L’attenzione della Nato è rivolta alla Russia e alla Cina. Il peso dei Paesi baltici e dell’Est è in aumento. Ma il Mediterraneo ribolle.
Il nuovo Concetto Strategico della Nato guarda con preoccupazione alla “minaccia” della Russia e alla “sfida” rappresentata dalla Cina. Ma dall’Europa meridionale giunge il grido d’allarme sul rischio di dimenticarsi del fronte meridionale.
Il Mediterraneo rappresenta ancora un teatro complesso e profondamente instabile, dove si giocano diverse partite che possono incidere sulla sicurezza dell’intero blocco occidentale. La richiesta rivolta a Joe Biden dal premier spagnolo, Pedro Sanchez, “padrone di casa” del summit Nato di Madrid, è stata quella di non dimenticare il “fronte sud”.
Una richiesta che da tempo trova il pieno appoggio dell’Italia, consapevole dei pericoli che si annidano su questo lato dell’Alleanza.

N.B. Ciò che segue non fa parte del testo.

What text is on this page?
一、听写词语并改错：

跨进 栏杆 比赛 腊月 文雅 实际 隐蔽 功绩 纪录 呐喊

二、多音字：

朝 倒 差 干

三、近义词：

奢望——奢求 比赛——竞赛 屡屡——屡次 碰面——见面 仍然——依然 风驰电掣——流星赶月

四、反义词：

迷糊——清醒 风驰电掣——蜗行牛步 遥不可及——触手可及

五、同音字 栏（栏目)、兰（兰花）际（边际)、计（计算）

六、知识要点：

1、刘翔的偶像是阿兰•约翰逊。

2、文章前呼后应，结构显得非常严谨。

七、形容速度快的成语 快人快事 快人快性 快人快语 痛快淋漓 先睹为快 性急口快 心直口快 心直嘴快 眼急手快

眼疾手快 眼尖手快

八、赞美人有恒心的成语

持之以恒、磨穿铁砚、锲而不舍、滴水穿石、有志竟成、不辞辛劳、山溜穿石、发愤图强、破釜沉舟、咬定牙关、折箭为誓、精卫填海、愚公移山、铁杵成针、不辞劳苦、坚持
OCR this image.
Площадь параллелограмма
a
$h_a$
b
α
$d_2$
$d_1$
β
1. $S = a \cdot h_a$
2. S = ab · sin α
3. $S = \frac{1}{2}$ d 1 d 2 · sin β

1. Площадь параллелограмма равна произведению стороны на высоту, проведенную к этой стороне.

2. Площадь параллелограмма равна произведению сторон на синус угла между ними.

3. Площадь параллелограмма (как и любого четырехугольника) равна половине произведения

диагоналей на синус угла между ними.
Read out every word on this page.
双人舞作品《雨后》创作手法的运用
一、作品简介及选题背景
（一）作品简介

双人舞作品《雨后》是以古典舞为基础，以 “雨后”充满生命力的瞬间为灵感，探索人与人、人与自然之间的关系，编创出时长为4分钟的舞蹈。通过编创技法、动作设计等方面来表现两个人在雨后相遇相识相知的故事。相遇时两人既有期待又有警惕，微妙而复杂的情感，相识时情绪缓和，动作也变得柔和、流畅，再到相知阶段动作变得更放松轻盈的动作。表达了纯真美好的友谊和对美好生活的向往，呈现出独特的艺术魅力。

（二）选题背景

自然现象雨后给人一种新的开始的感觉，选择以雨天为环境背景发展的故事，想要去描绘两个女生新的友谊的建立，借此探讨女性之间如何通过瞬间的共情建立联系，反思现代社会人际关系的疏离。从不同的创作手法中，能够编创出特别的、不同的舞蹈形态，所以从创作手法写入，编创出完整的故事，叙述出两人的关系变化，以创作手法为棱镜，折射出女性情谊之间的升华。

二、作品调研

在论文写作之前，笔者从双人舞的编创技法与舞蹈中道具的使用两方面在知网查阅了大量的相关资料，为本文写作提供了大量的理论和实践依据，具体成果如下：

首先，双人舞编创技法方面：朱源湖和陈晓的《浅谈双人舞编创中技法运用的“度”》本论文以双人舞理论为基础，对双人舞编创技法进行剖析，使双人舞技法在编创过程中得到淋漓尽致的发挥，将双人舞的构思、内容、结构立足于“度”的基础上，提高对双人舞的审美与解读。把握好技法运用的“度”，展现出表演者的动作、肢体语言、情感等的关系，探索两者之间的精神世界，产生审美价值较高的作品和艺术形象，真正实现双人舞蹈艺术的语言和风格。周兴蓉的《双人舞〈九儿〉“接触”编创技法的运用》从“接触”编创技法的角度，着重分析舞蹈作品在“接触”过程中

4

Il capo della Casa Bianca ha ribadito che Washington e Bruxelles non sottovalutano il fianco meridionale. Tuttavia, la guerra in Ucraina ha certamente imposto un’agenda che in larga parte consente ai Paesi Baltici e di tutta l’Europa orientale di avere un peso maggiore nell’individuazione delle priorità della Nato.
La complessità del fianco sud non sembra però inferiore né slegata dal contesto ucraino. Il Sahel è oggi un enorme focolaio di crisi e di povertà, e da cui partono flussi migratori che possono essere condizionati anche dalla crisi alimentare innescata col blocco del Mar Nero.
La guerra in Libia appare un conflitto a bassa intensità ma latente. Potenze regionali si sfidano per controllare la regione. Inoltre, il gas del Mediterraneo orientale e del Nord Africa è fondamentale nella logica di diversificazione delle fonti energetiche richiesta per evitare di dipendere dalla Russia. E su questa partita si costruiscono rivalità regionali che mettono in serio pericolo la stabilità dell’intera area che va dal Medio Oriente alle coste nordafricane.